Mark Twain? Wrong century! Wrong author!

“To meet you. To fall in love with you. Fate’s a funny thing; she hits you with terrible things sometimes, making you grow up before you’re ready. I never believed in destiny, but what if we’d never met? What if I hadn’t been there at that exact moment when we were supposed to meet at . . . at . . . the masquerade party, where you were supposed to be dancing with someone else. But I was there. And there you were. And I had on the right shirt, er, costume, and you sat down with me, and my heart began to beat. Isn’t that fate? Isn’t that life giving us a chance? Isn’t it? Please, tell me it is, because I can’t walk away from you again without knowing you haven’t given up on me.”

I can’t think of one thing to say. And I should, because by now even a two-year-old could figure out that we are doing a Jack-and-Elena thing here and not Romeo and Juliet.

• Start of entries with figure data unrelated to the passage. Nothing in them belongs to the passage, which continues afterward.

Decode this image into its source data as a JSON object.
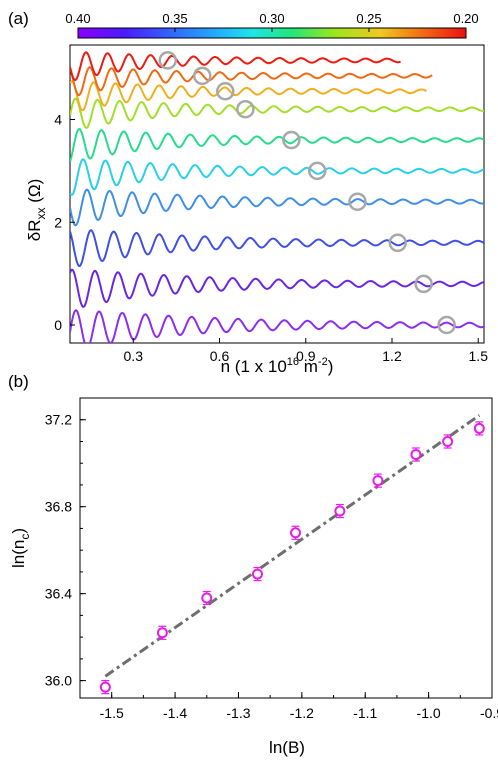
{
  "panel_a": {
    "label": "(a)",
    "ylabel": "δR",
    "ylabel_sub": "xx",
    "ylabel_unit": " (Ω)",
    "xlabel_pre": "n (1 x 10",
    "xlabel_sup": "16",
    "xlabel_mid": " m",
    "xlabel_sup2": "-2",
    "xlabel_post": ")",
    "colorbar_ticks": [
      "0.40",
      "0.35",
      "0.30",
      "0.25",
      "0.20"
    ],
    "xticks": [
      "0.3",
      "0.6",
      "0.9",
      "1.2",
      "1.5"
    ],
    "yticks": [
      "0",
      "2",
      "4"
    ]
  },
  "panel_b": {
    "label": "(b)",
    "ylabel_pre": "ln(n",
    "ylabel_sub": "c",
    "ylabel_post": ")",
    "xlabel": "ln(B)",
    "xticks": [
      "-1.5",
      "-1.4",
      "-1.3",
      "-1.2",
      "-1.1",
      "-1.0",
      "-0.9"
    ],
    "yticks": [
      "36.0",
      "36.4",
      "36.8",
      "37.2"
    ]
  },
  "colors": {
    "scatter_marker": "#e61ee6",
    "fit_line": "#6e6e6e",
    "circle_marker": "#a8a8a8"
  },
  "chart_data": [
    {
      "type": "line",
      "panel": "a",
      "xlim": [
        0.08,
        1.52
      ],
      "ylim": [
        -0.35,
        5.45
      ],
      "colorbar_range": [
        0.4,
        0.2
      ],
      "colorbar_ticks": [
        0.4,
        0.35,
        0.3,
        0.25,
        0.2
      ],
      "series": [
        {
          "offset": 0.0,
          "x_end": 1.52,
          "marker_x": 1.39,
          "color": "#8c2ef0"
        },
        {
          "offset": 0.8,
          "x_end": 1.52,
          "marker_x": 1.31,
          "color": "#6a26e4"
        },
        {
          "offset": 1.6,
          "x_end": 1.52,
          "marker_x": 1.22,
          "color": "#3f4fe8"
        },
        {
          "offset": 2.4,
          "x_end": 1.52,
          "marker_x": 1.08,
          "color": "#3f8fe8"
        },
        {
          "offset": 3.0,
          "x_end": 1.52,
          "marker_x": 0.94,
          "color": "#28d0e8"
        },
        {
          "offset": 3.6,
          "x_end": 1.52,
          "marker_x": 0.85,
          "color": "#26dc8c"
        },
        {
          "offset": 4.2,
          "x_end": 1.52,
          "marker_x": 0.69,
          "color": "#a2e028"
        },
        {
          "offset": 4.55,
          "x_end": 1.32,
          "marker_x": 0.62,
          "color": "#f0b01e"
        },
        {
          "offset": 4.85,
          "x_end": 1.34,
          "marker_x": 0.54,
          "color": "#f06a14"
        },
        {
          "offset": 5.15,
          "x_end": 1.23,
          "marker_x": 0.42,
          "color": "#ee1c10"
        }
      ]
    },
    {
      "type": "scatter",
      "panel": "b",
      "xlabel": "ln(B)",
      "ylabel": "ln(n_c)",
      "xlim": [
        -1.55,
        -0.9
      ],
      "ylim": [
        35.92,
        37.3
      ],
      "points": [
        {
          "x": -1.51,
          "y": 35.97
        },
        {
          "x": -1.42,
          "y": 36.22
        },
        {
          "x": -1.35,
          "y": 36.38
        },
        {
          "x": -1.27,
          "y": 36.49
        },
        {
          "x": -1.21,
          "y": 36.68
        },
        {
          "x": -1.14,
          "y": 36.78
        },
        {
          "x": -1.08,
          "y": 36.92
        },
        {
          "x": -1.02,
          "y": 37.04
        },
        {
          "x": -0.97,
          "y": 37.1
        },
        {
          "x": -0.92,
          "y": 37.16
        }
      ],
      "error": 0.03,
      "fit": {
        "x": [
          -1.51,
          -0.92
        ],
        "y": [
          36.02,
          37.22
        ],
        "style": "dash-dot"
      }
    }
  ]
}
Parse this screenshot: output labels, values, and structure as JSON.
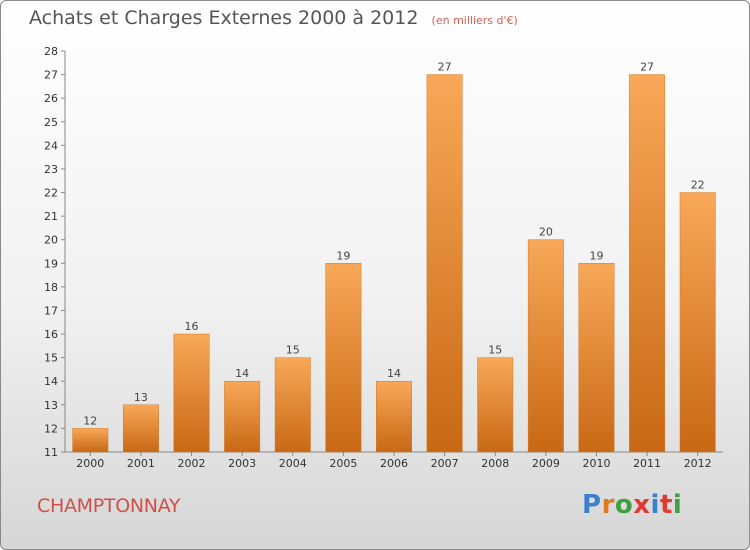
{
  "header": {
    "title": "Achats et Charges Externes 2000 à 2012",
    "unit": "(en milliers d'€)"
  },
  "commune": "CHAMPTONNAY",
  "brand": {
    "letters": [
      "P",
      "r",
      "o",
      "x",
      "i",
      "t",
      "i"
    ],
    "colors": [
      "#3a7fd0",
      "#e07a20",
      "#3fa040",
      "#e03a30",
      "#3a7fd0",
      "#e03a30",
      "#3fa040"
    ]
  },
  "chart_data": {
    "type": "bar",
    "categories": [
      "2000",
      "2001",
      "2002",
      "2003",
      "2004",
      "2005",
      "2006",
      "2007",
      "2008",
      "2009",
      "2010",
      "2011",
      "2012"
    ],
    "values": [
      12,
      13,
      16,
      14,
      15,
      19,
      14,
      27,
      15,
      20,
      19,
      27,
      22
    ],
    "data_labels": [
      "12",
      "13",
      "16",
      "14",
      "15",
      "19",
      "14",
      "27",
      "15",
      "20",
      "19",
      "27",
      "22"
    ],
    "ylim": [
      11,
      28
    ],
    "yticks": [
      "11",
      "12",
      "13",
      "14",
      "15",
      "16",
      "17",
      "18",
      "19",
      "20",
      "21",
      "22",
      "23",
      "24",
      "25",
      "26",
      "27",
      "28"
    ],
    "grid": false,
    "bar_color": "#f0922e"
  }
}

He continues. “That same author also said that love is not a product of reasonings and statistics, but it just comes—none knows whence—and cannot explain itself.” He pauses. “I didn’t expect it, never dreamed it, never aspired to it. But here it is. Yours.”

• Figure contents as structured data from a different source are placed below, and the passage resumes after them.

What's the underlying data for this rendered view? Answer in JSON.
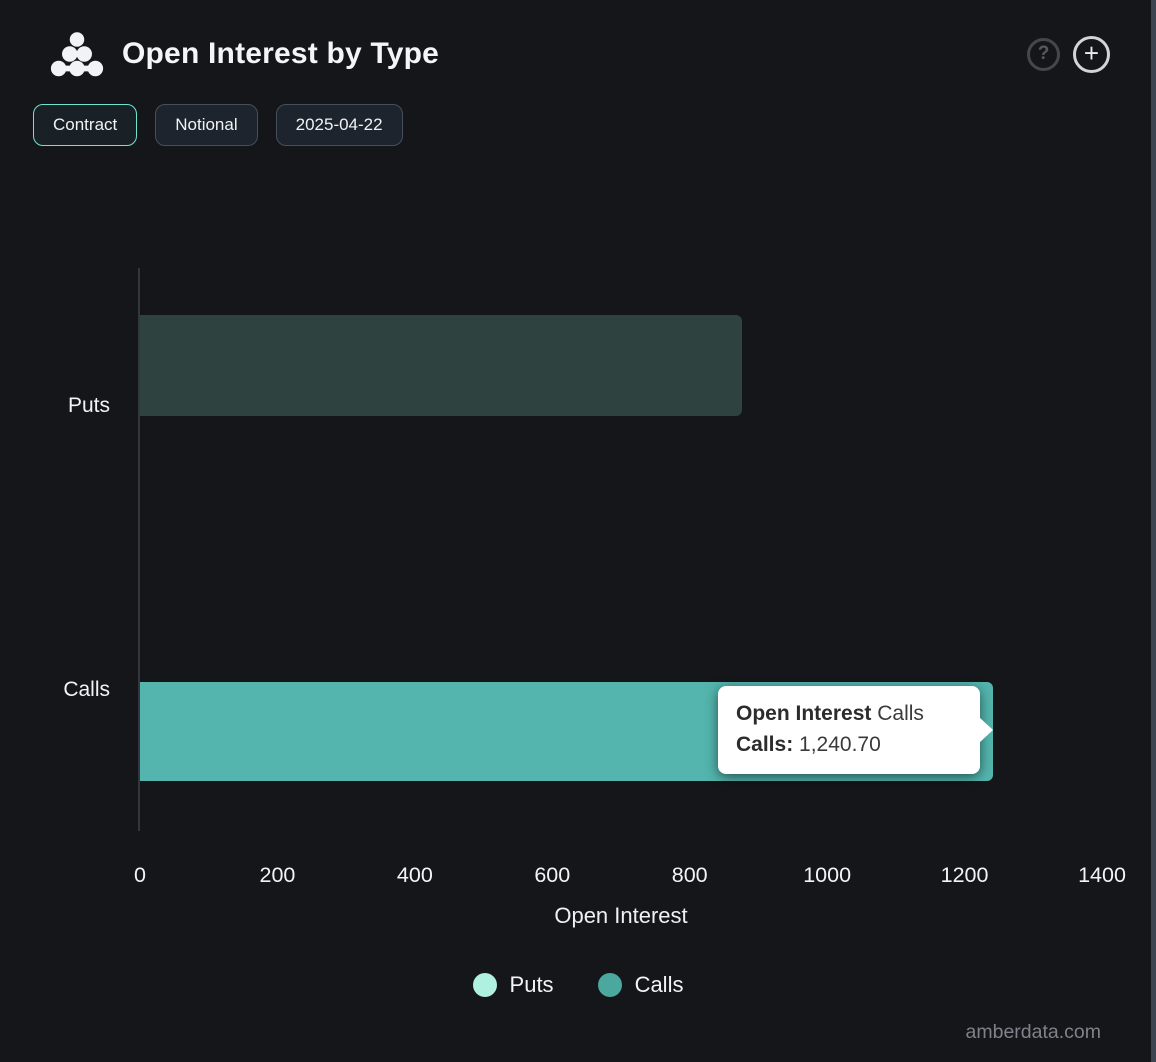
{
  "header": {
    "title": "Open Interest by Type",
    "help_label": "?",
    "add_label": "+"
  },
  "toolbar": {
    "contract_label": "Contract",
    "notional_label": "Notional",
    "date_label": "2025-04-22"
  },
  "chart_data": {
    "type": "bar",
    "orientation": "horizontal",
    "title": "Open Interest by Type",
    "categories": [
      "Puts",
      "Calls"
    ],
    "series": [
      {
        "name": "Puts",
        "legend_color": "#aff0e1",
        "bar_color": "#2e4340",
        "state": "dimmed",
        "values": [
          876,
          null
        ]
      },
      {
        "name": "Calls",
        "legend_color": "#4aa89f",
        "bar_color": "#53b5ad",
        "state": "hovered",
        "values": [
          null,
          1240.7
        ]
      }
    ],
    "xlabel": "Open Interest",
    "xlim": [
      0,
      1400
    ],
    "xticks": [
      "0",
      "200",
      "400",
      "600",
      "800",
      "1000",
      "1200",
      "1400"
    ],
    "grid": false,
    "legend_position": "bottom"
  },
  "tooltip": {
    "series_label_bold": "Open Interest",
    "series_label_rest": "Calls",
    "point_label_bold": "Calls:",
    "point_value": "1,240.70"
  },
  "watermark": "amberdata.com"
}
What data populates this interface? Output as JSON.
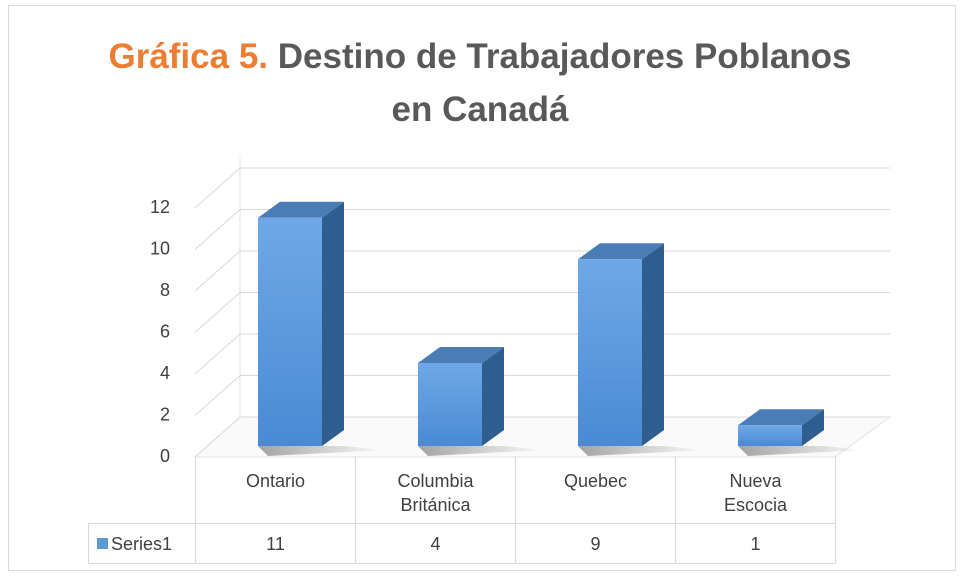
{
  "chart_data": {
    "type": "bar3d",
    "title": {
      "prefix": "Gráfica 5.",
      "text": "Destino de Trabajadores Poblanos en Canadá"
    },
    "categories": [
      "Ontario",
      "Columbia Británica",
      "Quebec",
      "Nueva Escocia"
    ],
    "series": [
      {
        "name": "Series1",
        "color": "#5b9bd5",
        "values": [
          11,
          4,
          9,
          1
        ]
      }
    ],
    "ylim": [
      0,
      12
    ],
    "yticks": [
      0,
      2,
      4,
      6,
      8,
      10,
      12
    ],
    "grid": true,
    "data_table": true
  }
}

Juliet’s mother enters the stage, a startled look on her face. No one knows what to do.

“Go,” I whisper. “Please.”

“Adieu, my love.” After a long look, he climbs back down the trellis and walks away.

My soul cries for him to come back, to tell me those words again so I can soak them in, but he can’t; we can’t do this . . . whatever it is . . . in front of all these people.

I watch his shoulders, not able to tear my eyes away.